Se o caríssimo leitor aceitar o desafio transite civilizadamente pela Ilhéus-Itabuna e descobrirá que dos acidentes e mortes a ela atribuídos tem ela a menor parcela de culpa.

Se não estiver sendo injustamente culpada.

Davidson em campanha

Homenagem a jornalistas, exposição em Ilhéus sobre a história do trio elétrico e a estética carnavalesca por ele implantada, com direito a agradecimento dos beneficiados pelo apoio da Bahiagás ao seu Presidente e patrocinador – ao vivo, em entrevista ao Bahia Meio-Dia local –, palestra no Seminário de Propaganda e Marketing, comemorações na AABB pelos 89 anos do Partido Comunista.

É a campanha de Davidson Magalhães em marcha. Enchendo a bola!

Fernando quieto

Não sabemos se Fernando Gomes retornou da Europa. Se voltou, prepara a muda. Ou a réplica. Tudo por causa do ti-ti-ti da semana: aproximação entre Geraldo Simões e Gedel Vieira Lima.

Na certa uma entrevista a ser aguardada.

Engarrafamento

Não deixa de ser singular a situação enfrentada pelo Capitão Azevedo em sua busca por novo partido político. Justamente por haver pensado no PSD, que certamente integrará a base do governo estadual e por tal circunstância se faz “menina” nada fácil de ser namorada.

A ponto de – diante do engarrafamento na procura – desdenhar de quem a procure. Ainda que com sobejos argumentos para a recusa.

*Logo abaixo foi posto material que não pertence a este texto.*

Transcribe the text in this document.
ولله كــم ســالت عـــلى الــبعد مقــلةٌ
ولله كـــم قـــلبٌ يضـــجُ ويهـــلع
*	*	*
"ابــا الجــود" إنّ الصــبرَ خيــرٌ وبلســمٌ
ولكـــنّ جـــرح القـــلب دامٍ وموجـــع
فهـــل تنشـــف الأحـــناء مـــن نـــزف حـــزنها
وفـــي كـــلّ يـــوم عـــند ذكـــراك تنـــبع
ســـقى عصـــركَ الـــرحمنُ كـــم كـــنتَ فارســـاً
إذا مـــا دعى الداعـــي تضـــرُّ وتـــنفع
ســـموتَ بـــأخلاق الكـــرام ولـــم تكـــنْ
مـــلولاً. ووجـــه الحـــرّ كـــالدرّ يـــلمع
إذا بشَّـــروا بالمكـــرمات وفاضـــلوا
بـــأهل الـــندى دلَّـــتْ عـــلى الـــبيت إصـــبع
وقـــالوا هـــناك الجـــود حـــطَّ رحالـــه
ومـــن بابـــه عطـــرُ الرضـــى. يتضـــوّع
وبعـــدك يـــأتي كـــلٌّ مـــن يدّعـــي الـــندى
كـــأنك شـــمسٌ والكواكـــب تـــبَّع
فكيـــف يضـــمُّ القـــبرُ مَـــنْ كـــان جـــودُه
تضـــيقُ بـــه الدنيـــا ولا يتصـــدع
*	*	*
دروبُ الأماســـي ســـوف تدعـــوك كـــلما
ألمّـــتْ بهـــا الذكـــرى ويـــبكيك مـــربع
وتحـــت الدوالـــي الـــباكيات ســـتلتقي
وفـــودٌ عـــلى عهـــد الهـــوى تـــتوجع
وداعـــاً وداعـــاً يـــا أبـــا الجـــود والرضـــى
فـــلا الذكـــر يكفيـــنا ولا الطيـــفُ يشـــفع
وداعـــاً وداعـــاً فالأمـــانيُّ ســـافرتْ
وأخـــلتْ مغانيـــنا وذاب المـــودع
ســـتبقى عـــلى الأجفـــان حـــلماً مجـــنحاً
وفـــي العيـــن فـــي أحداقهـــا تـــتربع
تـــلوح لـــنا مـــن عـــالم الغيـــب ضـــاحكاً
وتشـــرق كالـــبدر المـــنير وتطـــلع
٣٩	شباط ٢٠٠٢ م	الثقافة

Em outros tempos o partido saía à cata de filiações; o PSD recusa!

Geraldo

A propósito de nosso artigo “A Semana de Geraldo” neste O TROMBONE, dia 2, não se tornará difícil, caso Geraldo Simões encontre no PMDB um aliado, de compor futuramente com o PCdoB. O caminho estaria aberto sob o prisma de um argumento: a derrubada da reeleição.

No entanto, como também já escrevemos, precisa dissipar as desconfianças. Extinta a reeleição e mantido o seu projeto político pessoal (Deputado Federal e de alçar outros vôos), as desconfianças se dissiparão.

Pelas circunstâncias.

Região metropolitana

santanaEsse candente assunto – que será objeto de análises futuras – foi ventilado pelo Deputado Coronel Santana.

A pouca repercussão dimensiona o desconhecimento da importância de sua implantação, que depende de iniciativa do Executivo Estadual, encaminhando a Assembleia Legislativa projeto de lei complementar.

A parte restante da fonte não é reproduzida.